C’est ainsi qu’elle se retrouva à regarder les charlatans faire leur numéro sur les écureuils gris, qui écoutèrent attentivement l’énumération des compensations.

« Une fois qu’il sera adulte, nous vous le ramènerons, sans faute. »

Il y eu plus d’hésitation de leur part.

« Moi, je te vendrai jamais, mon Tim, lui dit sa maman. Jamais. »

Conformément à ses attentes, les écureuils gris finirent par accepter le marché.

Des parents comme ça ne devraient pas avoir le droit d’avoir des petits qu’ils ne méritent pas ! pensa-t-elle.

Les semaines passèrent, puis les mois. Les écureuils gris n’eurent plus à s’inquiéter des dangers de la forêt ni des rations insuffisantes, car les humains tinrent leur promesse.

Les écureuils marron, quant à eux, n’eurent pas la vie facile. Les rapaces leur prirent leurs deux aînés, mais avec deux nouvelles cadettes, il restait tout autant de bouches à nourrir.

L’hiver fut rude, jusqu’au moment où le jeune rongeur fut rendu à sa famille.

La maman des écureuils marron observa la scène depuis le haut de sa branche. Il y eut des cris de joie, des larmes, lorsque les parents prirent leur petit dans leurs bras.

Angus était méconnaissable : le poil impeccablement soigné et propre, même sa façon de se tenir — sur ses deux pattes arrière au lieu de quatre — ne lui ressemblait pas.

« En guise de remerciement, nous doublons vos rations jusqu’à la fin de votre vie. Vous l’avez bien mérité. »

Puis, les écureuils gris grimpèrent dans leur arbre, Angus avec une agilité surprenante.

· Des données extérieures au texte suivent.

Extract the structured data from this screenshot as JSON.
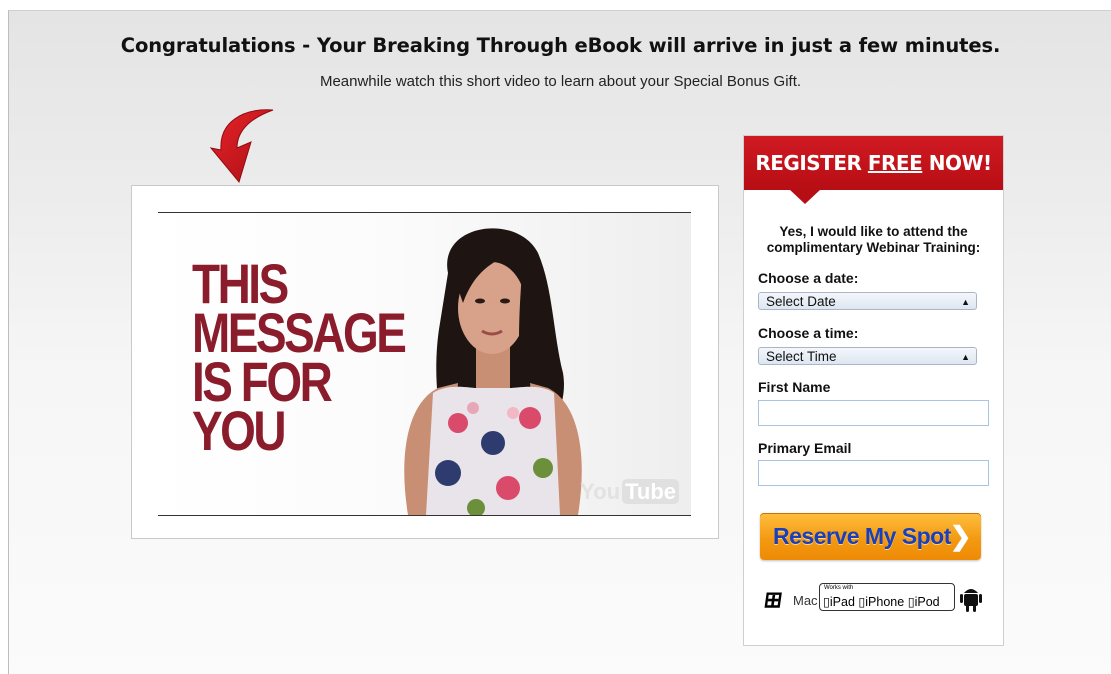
{
  "header": {
    "headline": "Congratulations - Your Breaking Through eBook will arrive in just a few minutes.",
    "subline": "Meanwhile watch this short video to learn about your Special Bonus Gift."
  },
  "video": {
    "message_lines": [
      "THIS",
      "MESSAGE",
      "IS FOR",
      "YOU"
    ],
    "logo_you": "You",
    "logo_tube": "Tube"
  },
  "form": {
    "banner_prefix": "REGISTER ",
    "banner_free": "FREE",
    "banner_suffix": " NOW!",
    "intro": "Yes, I would like to attend the complimentary Webinar Training:",
    "date_label": "Choose a date:",
    "date_value": "Select Date",
    "time_label": "Choose a time:",
    "time_value": "Select Time",
    "first_name_label": "First Name",
    "email_label": "Primary Email",
    "first_name_value": "",
    "email_value": "",
    "submit_label": "Reserve My Spot",
    "compat": {
      "mac_label": "Mac",
      "works_with": "Works with",
      "ipad": "iPad",
      "iphone": "iPhone",
      "ipod": "iPod"
    }
  },
  "colors": {
    "banner_red": "#c8141c",
    "message_maroon": "#8a1c2b",
    "button_orange": "#f39a12",
    "button_text_blue": "#1b3fb8"
  }
}
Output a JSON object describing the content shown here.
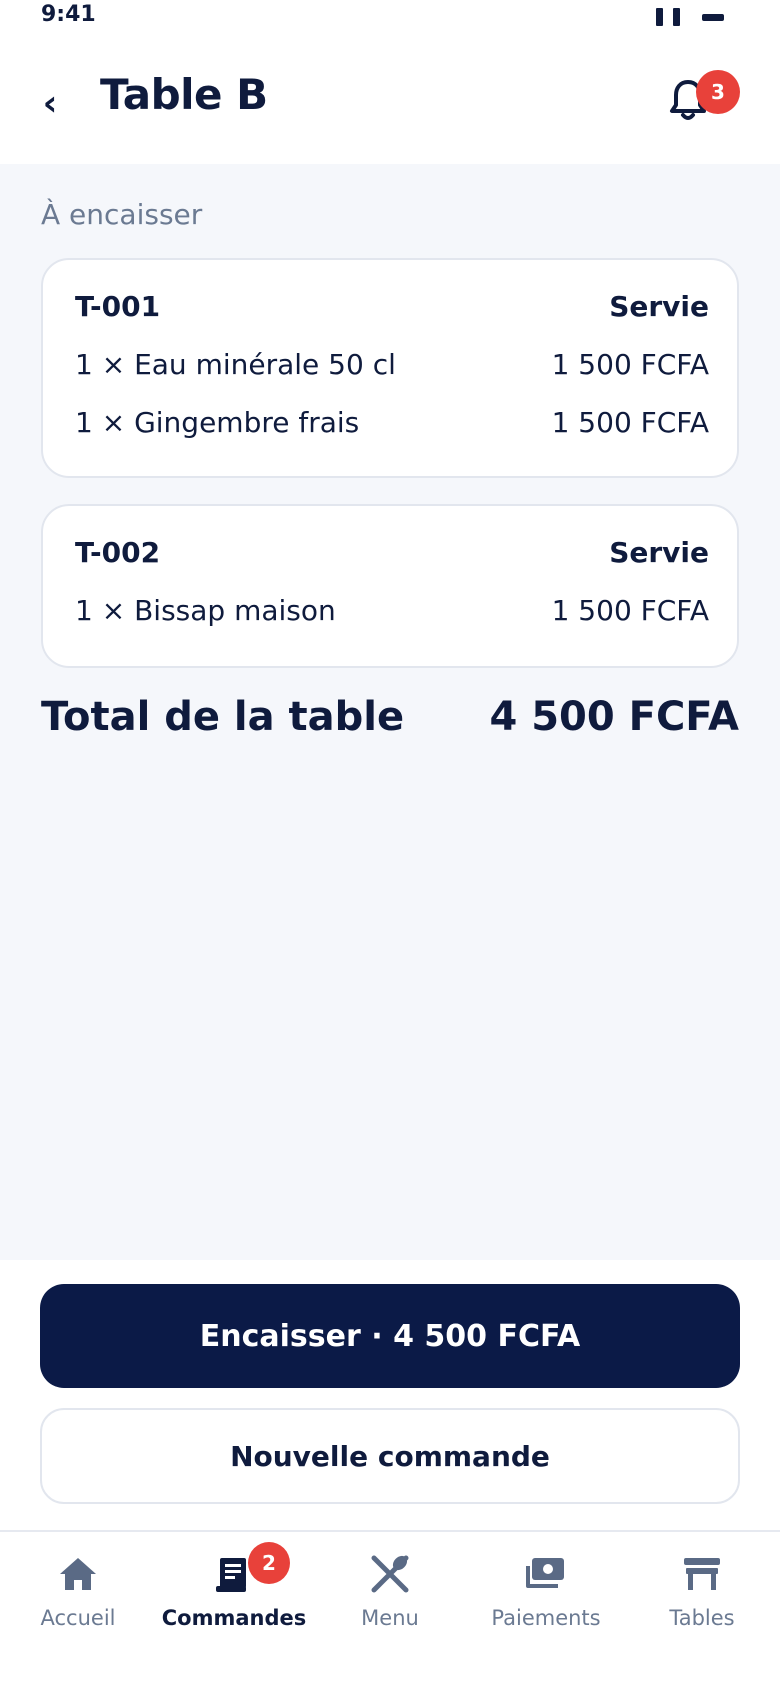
{
  "status_bar": {
    "time": "9:41"
  },
  "header": {
    "title": "Table B",
    "notification_count": "3"
  },
  "section_label": "À encaisser",
  "orders": [
    {
      "id": "T-001",
      "status": "Servie",
      "items": [
        {
          "name": "1 × Eau minérale 50 cl",
          "price": "1 500 FCFA"
        },
        {
          "name": "1 × Gingembre frais",
          "price": "1 500 FCFA"
        }
      ]
    },
    {
      "id": "T-002",
      "status": "Servie",
      "items": [
        {
          "name": "1 × Bissap maison",
          "price": "1 500 FCFA"
        }
      ]
    }
  ],
  "total": {
    "label": "Total de la table",
    "value": "4 500 FCFA"
  },
  "actions": {
    "checkout_label": "Encaisser · 4 500 FCFA",
    "new_order_label": "Nouvelle commande"
  },
  "tabbar": {
    "items": [
      {
        "label": "Accueil",
        "icon": "home-icon",
        "active": false
      },
      {
        "label": "Commandes",
        "icon": "orders-icon",
        "active": true,
        "badge": "2"
      },
      {
        "label": "Menu",
        "icon": "utensils-icon",
        "active": false
      },
      {
        "label": "Paiements",
        "icon": "payments-icon",
        "active": false
      },
      {
        "label": "Tables",
        "icon": "table-icon",
        "active": false
      }
    ]
  },
  "colors": {
    "primary": "#0b1a47",
    "text": "#0f1b3d",
    "muted": "#6b7a92",
    "badge": "#e8413a",
    "background": "#f5f7fb"
  }
}
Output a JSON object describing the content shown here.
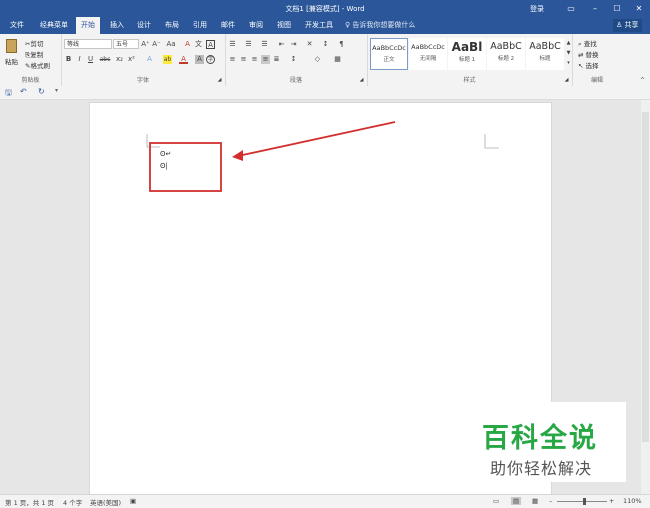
{
  "window": {
    "title": "文档1 [兼容模式] - Word",
    "login": "登录",
    "minimize": "–",
    "restore": "▭",
    "maximize": "☐",
    "close": "✕"
  },
  "tabs": [
    "文件",
    "经典菜单",
    "开始",
    "插入",
    "设计",
    "布局",
    "引用",
    "邮件",
    "审阅",
    "视图",
    "开发工具"
  ],
  "active_tab": "开始",
  "tell_me": "告诉我你想要做什么",
  "share": "共享",
  "clipboard": {
    "paste": "粘贴",
    "cut": "剪切",
    "copy": "复制",
    "format_painter": "格式刷",
    "label": "剪贴板"
  },
  "font": {
    "name": "等线",
    "size": "五号",
    "grow": "A⁺",
    "shrink": "A⁻",
    "case": "Aa",
    "clear": "A",
    "phonetic": "文",
    "border_char": "A",
    "bold": "B",
    "italic": "I",
    "underline": "U",
    "strike": "abc",
    "subscript": "x₂",
    "superscript": "x²",
    "effects": "A",
    "highlight": "ab",
    "color": "A",
    "shading": "A",
    "enclose": "字",
    "label": "字体"
  },
  "paragraph": {
    "label": "段落"
  },
  "styles": {
    "label": "样式",
    "items": [
      {
        "preview": "AaBbCcDc",
        "name": "正文"
      },
      {
        "preview": "AaBbCcDc",
        "name": "无间隔"
      },
      {
        "preview": "AaBl",
        "name": "标题 1"
      },
      {
        "preview": "AaBbC",
        "name": "标题 2"
      },
      {
        "preview": "AaBbC",
        "name": "标题"
      }
    ]
  },
  "editing": {
    "find": "查找",
    "replace": "替换",
    "select": "选择",
    "label": "编辑"
  },
  "quick_access": {
    "save": "🖫",
    "undo": "↶",
    "redo": "↻"
  },
  "document": {
    "line1": "ʘ↵",
    "line2": "ʘ|"
  },
  "status": {
    "page": "第 1 页，共 1 页",
    "words": "4 个字",
    "lang": "英语(美国)",
    "zoom": "110%"
  },
  "watermark": {
    "line1": "百科全说",
    "line2": "助你轻松解决"
  },
  "colors": {
    "brand": "#2b579a",
    "highlight_box": "#d32f2f",
    "watermark_green": "#28a745"
  }
}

Tim se tourna vers sa maman.

« Tu as vu ? Ils gagnaient déjà plus de nourriture qu’ils en avaient besoin ! Et ce qu’il est devenu agile, Angus ! Je suis sûr qu’il pourrait se faufiler au travers des branches et des rapaces à la vitesse du vent ! Pourquoi n’est-ce pas moi ? Pourquoi, maman ? Spip et Scratch ne sont plus là… Nous n’avons pas de nourriture… Tu es juste égoïste ! »

Cette tirade laissa sa maman sans voix.

Cette nuit-là, elle fut réveillée par des voix tristes.

« Je t’en prie, mon chéri… Angus…

— Ma place n’est pas ici, mère. Là-bas, on me chouchoutait, on m’apprenait des tours… Je ne suis ici que depuis deux heures et je suis déjà recouvert de terre. Je veillerai à ce que vous touchiez votre pension. »

Les apparences sont trompeuses, pensa la maman de Tim. Sa famille manquait certes de nourriture, mais elle était soudée. Peu importait si son fils n’était pas reconnaissant du choix qu’elle avait fait quand il n’avait que quelques semaines. Après tout, une mère sait toujours ce qu’il y a de meilleur pour son enfant.